I used PagerDuty for more than a decade at my previous job. I didn't care much f...

compumike · on April 23, 2023

Anyone who has done real engineering would realize that this problem a consequence of a design flaw with PagerDuty (or other alternatives with a similar API, where alerting is only triggered directly by a webhook).

If your design requires that the alerting service can receive a one-off affirmative "something's broken" packet, then yes, you are asking an inherently unreliable distributed system (i.e. the Internet!) to reliably deliver a critical message at a time when you know something is broken. Good luck. :)

Instead, if you use something like a periodic heartbeat (also known as a dead man's switch, inbound liveness monitor, or outbound HTTP probe -- all of which we support at Heii On-Call https://heiioncall.com/ out of the box), you can tolerate some occasional lost messages, regardless of whose end they are on.

Real reliable systems (for example, embedded systems) use periodic heartbeats and watchdogs, and are usually designed to be lenient to the occasional missed heartbeat. If the system being monitored is truly down, then enough consecutive heartbeats will be missed that some threshold is reached and the on-call person can be alerted (or a watchdog timer can reboot a system, etc).

lokar · on April 23, 2023

Also, the system at google is not in the path of the first page (that is direct from the alert infra), the more complex system is only needed for escalation.

traceroute66 · on April 23, 2023

> But you know why PagerDuty does so well? Basically bulletproof reliability. 99% uptime won't cut it. 99.9% uptime won't cut it. You need to be as close as possible to 100% uptime, no excuses.

Ah, but as always, the million dollar question is ..... What does the PagerDuty small print say ?
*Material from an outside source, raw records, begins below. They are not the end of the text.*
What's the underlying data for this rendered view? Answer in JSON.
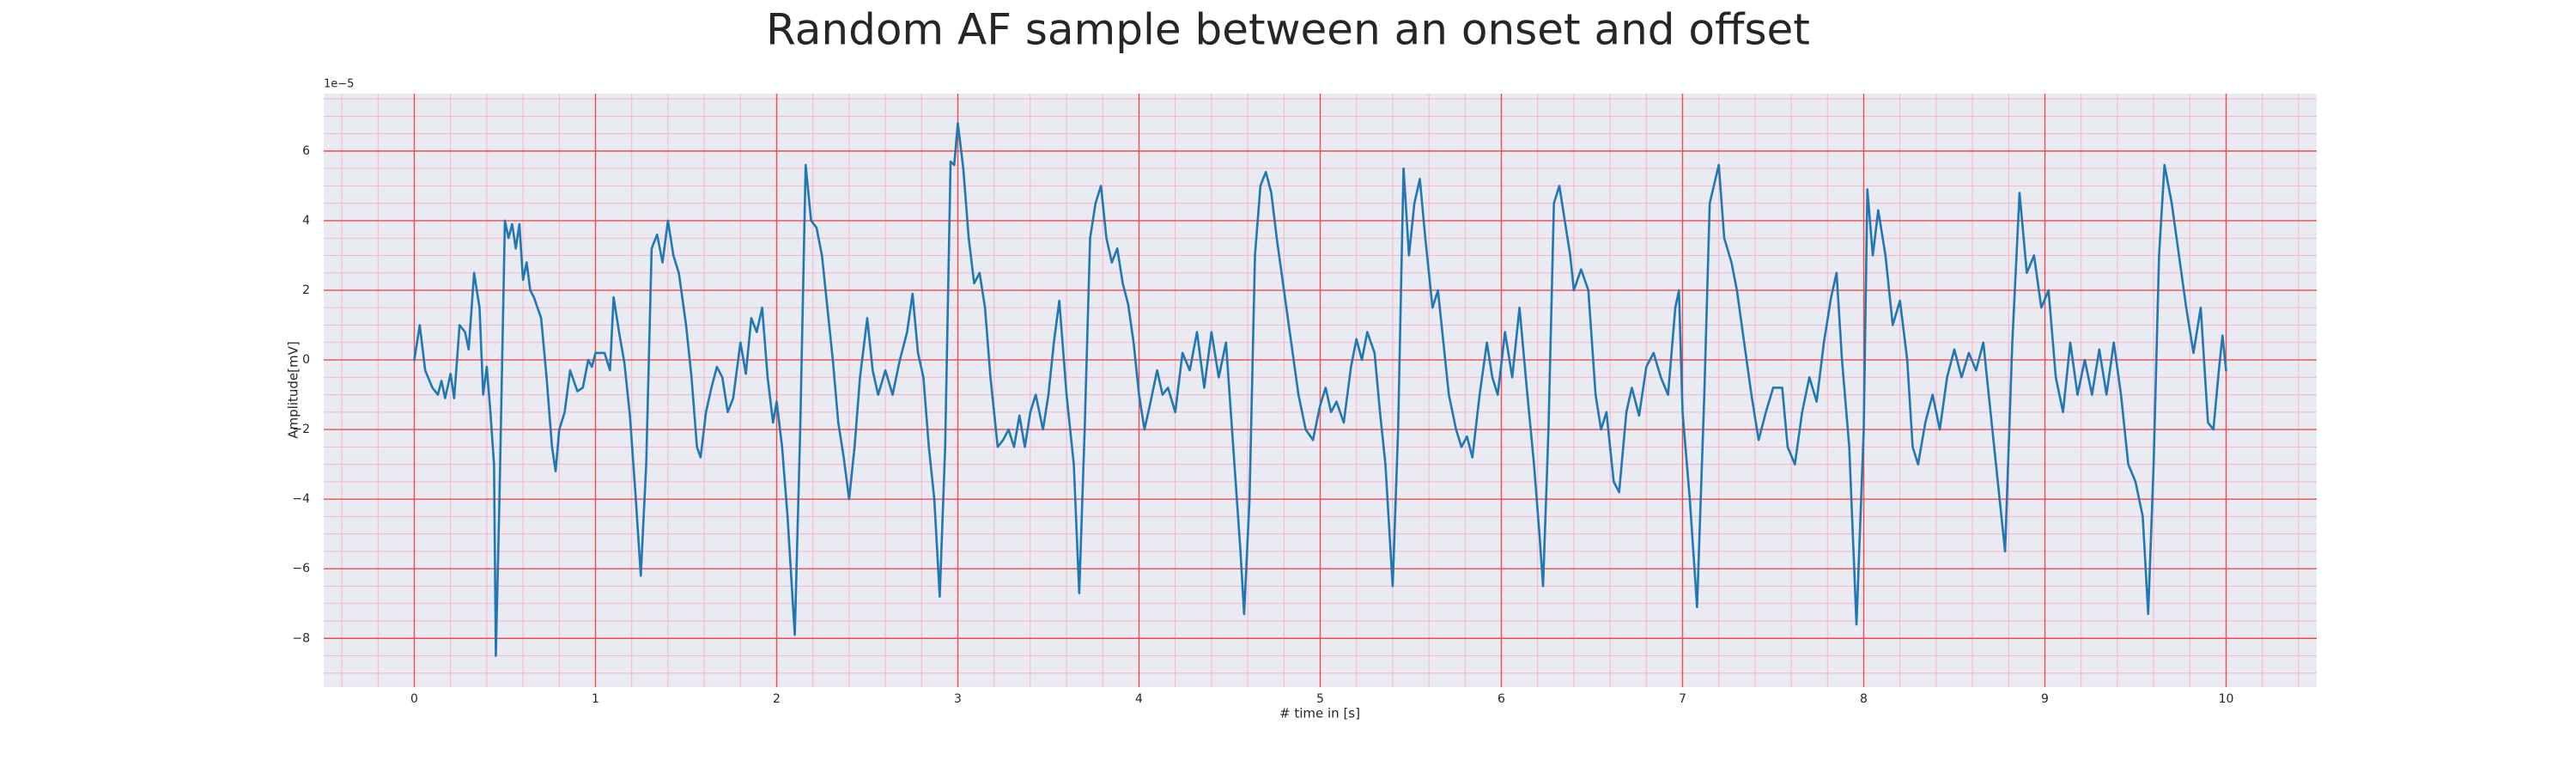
{
  "chart_data": {
    "type": "line",
    "title": "Random AF sample between an onset and offset",
    "xlabel": "# time in [s]",
    "ylabel": "Amplitude[mV]",
    "y_offset_label": "1e−5",
    "color": "#1f77b4",
    "grid": true,
    "minor_grid": true,
    "xlim": [
      -0.5,
      10.5
    ],
    "ylim": [
      -9.4,
      7.65
    ],
    "xticks": [
      0,
      1,
      2,
      3,
      4,
      5,
      6,
      7,
      8,
      9,
      10
    ],
    "yticks": [
      {
        "value": -8,
        "label": "−8"
      },
      {
        "value": -6,
        "label": "−6"
      },
      {
        "value": -4,
        "label": "−4"
      },
      {
        "value": -2,
        "label": "−2"
      },
      0,
      2,
      4,
      6
    ],
    "x": [
      0,
      0.03,
      0.06,
      0.1,
      0.13,
      0.15,
      0.17,
      0.2,
      0.22,
      0.25,
      0.28,
      0.3,
      0.33,
      0.36,
      0.38,
      0.4,
      0.42,
      0.44,
      0.45,
      0.47,
      0.5,
      0.52,
      0.54,
      0.56,
      0.58,
      0.6,
      0.62,
      0.64,
      0.66,
      0.7,
      0.73,
      0.76,
      0.78,
      0.8,
      0.83,
      0.86,
      0.9,
      0.93,
      0.96,
      0.98,
      1.0,
      1.05,
      1.08,
      1.1,
      1.13,
      1.16,
      1.19,
      1.22,
      1.25,
      1.28,
      1.31,
      1.34,
      1.37,
      1.4,
      1.43,
      1.46,
      1.5,
      1.53,
      1.56,
      1.58,
      1.61,
      1.64,
      1.67,
      1.7,
      1.73,
      1.76,
      1.8,
      1.83,
      1.86,
      1.89,
      1.92,
      1.95,
      1.98,
      2.0,
      2.03,
      2.06,
      2.1,
      2.13,
      2.16,
      2.19,
      2.22,
      2.25,
      2.28,
      2.31,
      2.34,
      2.37,
      2.4,
      2.43,
      2.46,
      2.5,
      2.53,
      2.56,
      2.6,
      2.64,
      2.68,
      2.72,
      2.75,
      2.78,
      2.81,
      2.84,
      2.87,
      2.9,
      2.93,
      2.96,
      2.98,
      3.0,
      3.03,
      3.06,
      3.09,
      3.12,
      3.15,
      3.18,
      3.22,
      3.25,
      3.28,
      3.31,
      3.34,
      3.37,
      3.4,
      3.43,
      3.47,
      3.5,
      3.53,
      3.56,
      3.6,
      3.64,
      3.67,
      3.7,
      3.73,
      3.76,
      3.79,
      3.82,
      3.85,
      3.88,
      3.91,
      3.94,
      3.97,
      4.0,
      4.03,
      4.06,
      4.1,
      4.13,
      4.16,
      4.2,
      4.24,
      4.28,
      4.32,
      4.36,
      4.4,
      4.44,
      4.48,
      4.52,
      4.56,
      4.58,
      4.61,
      4.64,
      4.67,
      4.7,
      4.73,
      4.76,
      4.8,
      4.84,
      4.88,
      4.92,
      4.96,
      5.0,
      5.03,
      5.06,
      5.09,
      5.13,
      5.17,
      5.2,
      5.23,
      5.26,
      5.3,
      5.33,
      5.36,
      5.4,
      5.43,
      5.46,
      5.49,
      5.52,
      5.55,
      5.58,
      5.62,
      5.65,
      5.68,
      5.71,
      5.75,
      5.78,
      5.81,
      5.84,
      5.88,
      5.92,
      5.95,
      5.98,
      6.02,
      6.06,
      6.1,
      6.14,
      6.18,
      6.21,
      6.23,
      6.26,
      6.29,
      6.32,
      6.35,
      6.38,
      6.4,
      6.44,
      6.48,
      6.52,
      6.55,
      6.58,
      6.62,
      6.65,
      6.69,
      6.72,
      6.76,
      6.8,
      6.84,
      6.88,
      6.92,
      6.96,
      6.98,
      7.0,
      7.04,
      7.08,
      7.12,
      7.15,
      7.2,
      7.23,
      7.27,
      7.3,
      7.34,
      7.38,
      7.42,
      7.46,
      7.5,
      7.55,
      7.58,
      7.62,
      7.66,
      7.7,
      7.74,
      7.78,
      7.82,
      7.85,
      7.88,
      7.92,
      7.96,
      8.0,
      8.02,
      8.05,
      8.08,
      8.12,
      8.16,
      8.2,
      8.24,
      8.27,
      8.3,
      8.34,
      8.38,
      8.42,
      8.46,
      8.5,
      8.54,
      8.58,
      8.62,
      8.66,
      8.7,
      8.74,
      8.78,
      8.82,
      8.86,
      8.9,
      8.94,
      8.98,
      9.02,
      9.06,
      9.1,
      9.14,
      9.18,
      9.22,
      9.26,
      9.3,
      9.34,
      9.38,
      9.42,
      9.46,
      9.5,
      9.54,
      9.57,
      9.6,
      9.63,
      9.66,
      9.7,
      9.74,
      9.78,
      9.82,
      9.86,
      9.9,
      9.93,
      9.96,
      9.98,
      10.0
    ],
    "values": [
      0,
      1.0,
      -0.3,
      -0.8,
      -1.0,
      -0.6,
      -1.1,
      -0.4,
      -1.1,
      1.0,
      0.8,
      0.3,
      2.5,
      1.5,
      -1.0,
      -0.2,
      -1.5,
      -3.0,
      -8.5,
      -4.0,
      4.0,
      3.5,
      3.9,
      3.2,
      3.9,
      2.3,
      2.8,
      2.0,
      1.8,
      1.2,
      -0.5,
      -2.5,
      -3.2,
      -2.0,
      -1.5,
      -0.3,
      -0.9,
      -0.8,
      0,
      -0.2,
      0.2,
      0.2,
      -0.3,
      1.8,
      0.8,
      -0.1,
      -1.6,
      -3.8,
      -6.2,
      -3.0,
      3.2,
      3.6,
      2.8,
      4.0,
      3.0,
      2.5,
      1.0,
      -0.5,
      -2.5,
      -2.8,
      -1.5,
      -0.8,
      -0.2,
      -0.5,
      -1.5,
      -1.1,
      0.5,
      -0.4,
      1.2,
      0.8,
      1.5,
      -0.5,
      -1.8,
      -1.2,
      -2.5,
      -4.5,
      -7.9,
      -2.0,
      5.6,
      4.0,
      3.8,
      3.0,
      1.5,
      0,
      -1.8,
      -2.8,
      -4.0,
      -2.5,
      -0.5,
      1.2,
      -0.3,
      -1.0,
      -0.3,
      -1.0,
      0,
      0.8,
      1.9,
      0.2,
      -0.5,
      -2.5,
      -4.0,
      -6.8,
      -2.5,
      5.7,
      5.6,
      6.8,
      5.5,
      3.5,
      2.2,
      2.5,
      1.5,
      -0.5,
      -2.5,
      -2.3,
      -2.0,
      -2.5,
      -1.6,
      -2.5,
      -1.5,
      -1.0,
      -2.0,
      -1.0,
      0.5,
      1.7,
      -1.0,
      -3.0,
      -6.7,
      -2.0,
      3.5,
      4.5,
      5.0,
      3.5,
      2.8,
      3.2,
      2.2,
      1.6,
      0.5,
      -1.0,
      -2.0,
      -1.3,
      -0.3,
      -1.0,
      -0.8,
      -1.5,
      0.2,
      -0.3,
      0.8,
      -0.8,
      0.8,
      -0.5,
      0.5,
      -2.5,
      -5.5,
      -7.3,
      -4.0,
      3.0,
      5.0,
      5.4,
      4.8,
      3.5,
      2.0,
      0.5,
      -1.0,
      -2.0,
      -2.3,
      -1.3,
      -0.8,
      -1.5,
      -1.2,
      -1.8,
      -0.2,
      0.6,
      0,
      0.8,
      0.2,
      -1.5,
      -3.0,
      -6.5,
      -2.0,
      5.5,
      3.0,
      4.5,
      5.2,
      3.5,
      1.5,
      2.0,
      0.5,
      -1.0,
      -2.0,
      -2.5,
      -2.2,
      -2.8,
      -1.0,
      0.5,
      -0.5,
      -1.0,
      0.8,
      -0.5,
      1.5,
      -0.8,
      -3.0,
      -5.0,
      -6.5,
      -2.0,
      4.5,
      5.0,
      4.0,
      3.0,
      2.0,
      2.6,
      2.0,
      -1.0,
      -2.0,
      -1.5,
      -3.5,
      -3.8,
      -1.5,
      -0.8,
      -1.6,
      -0.2,
      0.2,
      -0.5,
      -1.0,
      1.5,
      2.0,
      -1.5,
      -4.0,
      -7.1,
      -1.0,
      4.5,
      5.6,
      3.5,
      2.8,
      2.0,
      0.5,
      -1.0,
      -2.3,
      -1.5,
      -0.8,
      -0.8,
      -2.5,
      -3.0,
      -1.5,
      -0.5,
      -1.2,
      0.5,
      1.8,
      2.5,
      0,
      -2.5,
      -7.6,
      -2.0,
      4.9,
      3.0,
      4.3,
      3.0,
      1.0,
      1.7,
      0,
      -2.5,
      -3.0,
      -1.8,
      -1.0,
      -2.0,
      -0.5,
      0.3,
      -0.5,
      0.2,
      -0.3,
      0.5,
      -1.5,
      -3.5,
      -5.5,
      0.5,
      4.8,
      2.5,
      3.0,
      1.5,
      2.0,
      -0.5,
      -1.5,
      0.5,
      -1.0,
      0,
      -1.0,
      0.3,
      -1.0,
      0.5,
      -1.0,
      -3.0,
      -3.5,
      -4.5,
      -7.3,
      -3.0,
      3.0,
      5.6,
      4.5,
      3.0,
      1.5,
      0.2,
      1.5,
      -1.8,
      -2.0,
      -0.3,
      0.7,
      -0.3
    ]
  }
}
My guess is the small print is not "bulletproof reliability" or five-nines. I betcha their contract is full of exclusions and get-outs.

It's a bit like the famous Verizon 100% SLA. Any idiot knows its not technically feasible, but the reason you pay the Verizon-tax is so the've got some cash to pay you the inevitable SLA claims.
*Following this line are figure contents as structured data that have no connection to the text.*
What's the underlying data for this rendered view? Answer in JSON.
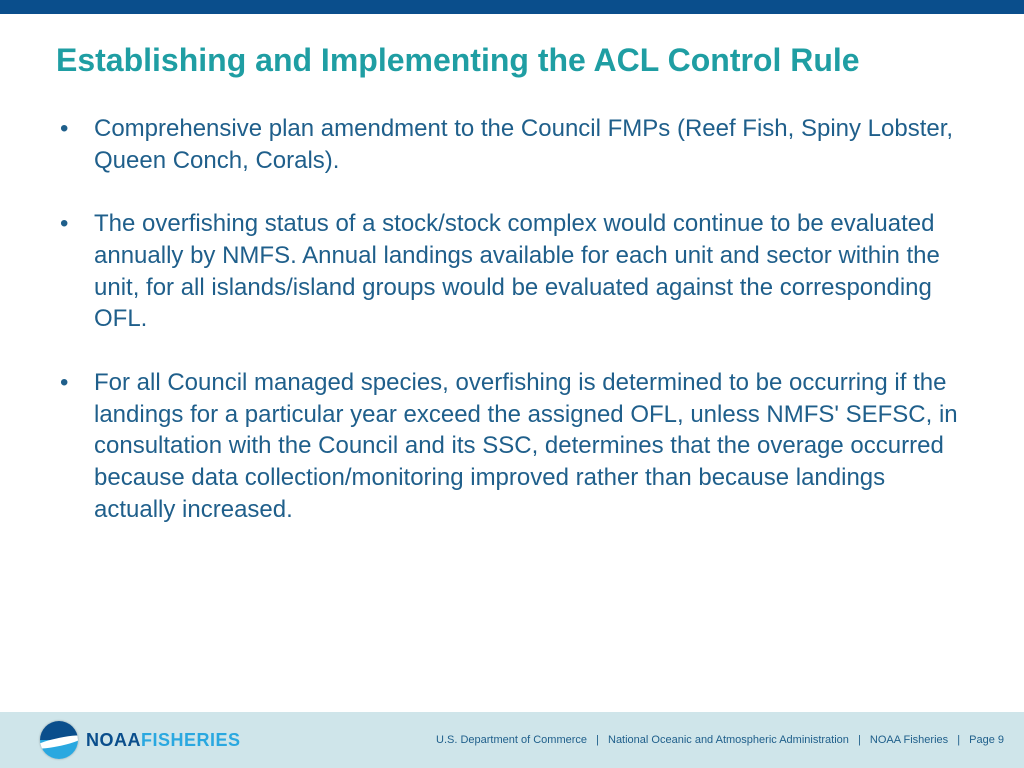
{
  "colors": {
    "top_bar": "#0a4e8c",
    "title": "#1f9ea3",
    "body_text": "#1f5f8b",
    "bullet": "#1f5f8b",
    "footer_bg": "#cfe5ea",
    "footer_text": "#1f5f8b",
    "logo_top": "#0a4e8c",
    "logo_bottom": "#2aa8e0",
    "logo_swoosh": "#ffffff",
    "brand_noaa": "#0a4e8c",
    "brand_fisheries": "#2aa8e0"
  },
  "title": "Establishing and Implementing the ACL Control Rule",
  "bullets": [
    "Comprehensive plan amendment to the Council FMPs (Reef Fish, Spiny Lobster, Queen Conch, Corals).",
    "The overfishing status of a stock/stock complex would continue to be evaluated annually by NMFS.  Annual landings available for each unit and sector within the unit, for all islands/island groups would be evaluated against the corresponding OFL.",
    "For all Council managed species, overfishing is determined to be occurring if the landings for a particular year exceed the assigned OFL, unless NMFS' SEFSC, in consultation with the Council and its SSC, determines that the overage occurred because data collection/monitoring improved rather than because landings actually increased."
  ],
  "brand": {
    "part1": "NOAA",
    "part2": "FISHERIES"
  },
  "footer": {
    "dept": "U.S. Department of Commerce",
    "admin": "National Oceanic and Atmospheric Administration",
    "org": "NOAA Fisheries",
    "page": "Page 9",
    "separator": "|"
  }
}
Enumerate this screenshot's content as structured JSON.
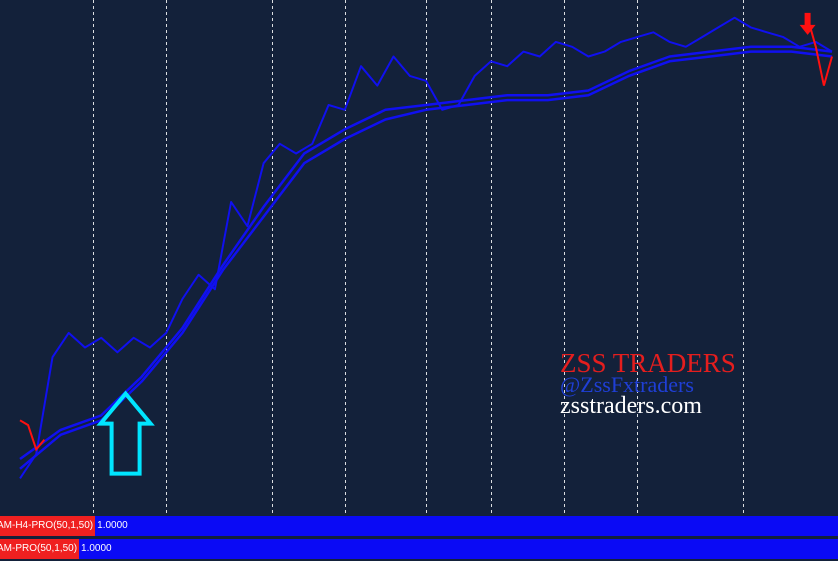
{
  "chart_data": {
    "type": "line",
    "title": "",
    "xlabel": "",
    "ylabel": "",
    "grid": "vertical dashed",
    "series": [
      {
        "role": "price",
        "color": "#1010f0",
        "x": [
          0,
          2,
          4,
          6,
          8,
          10,
          12,
          14,
          16,
          18,
          20,
          22,
          24,
          26,
          28,
          30,
          32,
          34,
          36,
          38,
          40,
          42,
          44,
          46,
          48,
          50,
          52,
          54,
          56,
          58,
          60,
          62,
          64,
          66,
          68,
          70,
          72,
          74,
          76,
          78,
          80,
          82,
          84,
          86,
          88,
          90,
          92,
          94,
          96,
          98,
          100
        ],
        "y": [
          3,
          8,
          28,
          33,
          30,
          32,
          29,
          32,
          30,
          33,
          40,
          45,
          42,
          60,
          55,
          68,
          72,
          70,
          72,
          80,
          79,
          88,
          84,
          90,
          86,
          85,
          79,
          80,
          86,
          89,
          88,
          91,
          90,
          93,
          92,
          90,
          91,
          93,
          94,
          95,
          93,
          92,
          94,
          96,
          98,
          96,
          95,
          94,
          92,
          93,
          91
        ]
      },
      {
        "role": "moving-average-fast",
        "color": "#1010f0",
        "x": [
          0,
          5,
          10,
          15,
          20,
          25,
          30,
          35,
          40,
          45,
          50,
          55,
          60,
          65,
          70,
          75,
          80,
          85,
          90,
          95,
          100
        ],
        "y": [
          7,
          13,
          16,
          24,
          34,
          47,
          59,
          70,
          75,
          79,
          80,
          81,
          82,
          82,
          83,
          87,
          90,
          91,
          92,
          92,
          91
        ]
      },
      {
        "role": "moving-average-slow",
        "color": "#1010f0",
        "x": [
          0,
          5,
          10,
          15,
          20,
          25,
          30,
          35,
          40,
          45,
          50,
          55,
          60,
          65,
          70,
          75,
          80,
          85,
          90,
          95,
          100
        ],
        "y": [
          5,
          12,
          15,
          23,
          33,
          46,
          57,
          68,
          73,
          77,
          79,
          80,
          81,
          81,
          82,
          86,
          89,
          90,
          91,
          91,
          90
        ]
      }
    ],
    "signal_segments": [
      {
        "side": "left",
        "color": "#ff1010",
        "x": [
          0,
          1,
          2,
          3
        ],
        "y": [
          15,
          14,
          9,
          11
        ]
      },
      {
        "side": "right",
        "color": "#ff1010",
        "x": [
          97,
          98,
          99,
          100
        ],
        "y": [
          98,
          92,
          84,
          90
        ]
      }
    ],
    "arrows": [
      {
        "direction": "up",
        "color": "#00e5ff",
        "x": 13,
        "y": 4
      },
      {
        "direction": "down",
        "color": "#ff1010",
        "x": 97,
        "y": 99
      }
    ],
    "xlim": [
      0,
      100
    ],
    "ylim": [
      0,
      100
    ],
    "vgrid_x": [
      9,
      18,
      31,
      40,
      50,
      58,
      67,
      76,
      89
    ]
  },
  "watermark": {
    "title": "ZSS TRADERS",
    "handle": "@ZssFxtraders",
    "site": "zsstraders.com"
  },
  "indicators": [
    {
      "name": "AM-H4-PRO(50,1,50)",
      "value": "1.0000"
    },
    {
      "name": "AM-PRO(50,1,50)",
      "value": "1.0000"
    }
  ],
  "colors": {
    "background": "#13213a",
    "grid": "#ffffff",
    "price_line": "#1010f0",
    "indicator_bar": "#0a0af5",
    "indicator_label_bg": "#ef2020"
  }
}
folmar · on April 23, 2023

The small print is irrelevant as the amount of money you get for SLA breach is usually less or equal to what you pay.
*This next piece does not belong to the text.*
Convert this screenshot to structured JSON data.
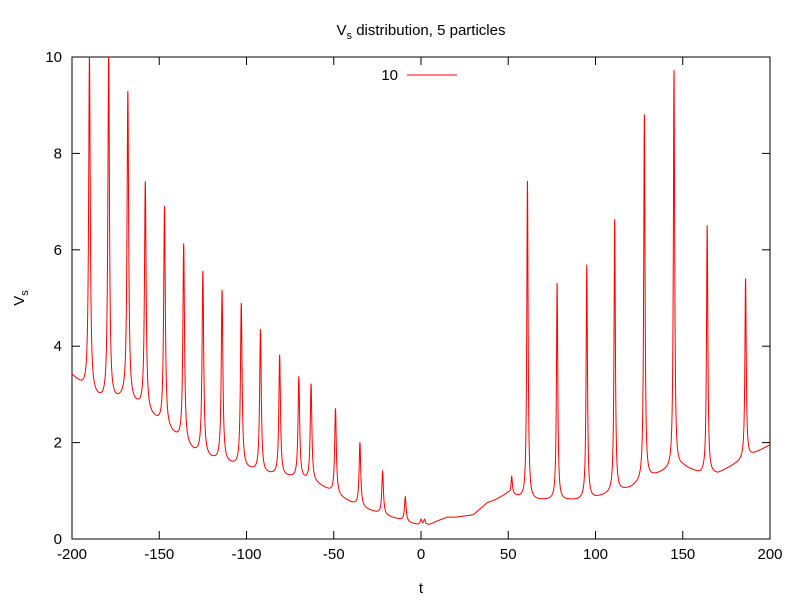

What matters is the execution and word of mouth. And PagerDuty is widely known to be rock solid.

kakwa_ · on April 25, 2023

Also, the cost of the monitored service being down far exceed (hopefully) any compensation for SLA breach.

Honestly, PD is probably the service I would the least complain about in our (large org) monitoring chain.

At least, it's reliable, which cannot be said of Newrelic for example.

jorts · on April 24, 2023

It's actually pretty straightforward without a lot of get-outs. See Service Credits in the Service Level Agreement [1].

1: https://www.pagerduty.com/standard-service-level-agreement/

SkyPuncher · on April 23, 2023

Sure, but contracts just establish the formal baselines for "when we have to talk".

You still want reliability that's far higher than your contract baselines.

closeparen · on April 23, 2023

We use PagerDuty, but we also have an internal email/SMS based "paging backup" service and I have seen it in action 4 or 5 times in 7 years. PagerDuty isn't bulletproof.

dilyevsky · on April 23, 2023

Yeah I’ve seen a number of outages there so dunno what TP is about.

mads_quist · on April 23, 2023

That's a very helpful comment. Thanks. I might consider adding SMS / Calls to the notification channels. I didn't look from the perspective that Folks described here.

Regarding Uptime 99.99%. That's very true and also a good hint.

My current stack is very robust - tried and tested in many other products that I worked in.

Some other HN user also suggested to include an uptime status page to create this kind of confidence.

perlgeek · on April 23, 2023

> My current stack is very robust - tried and tested in many other products that I worked in.

For uptime you also need to consider the availability of your hosting provider, you might even have to have a fallback installation at a different provider, something along these lines.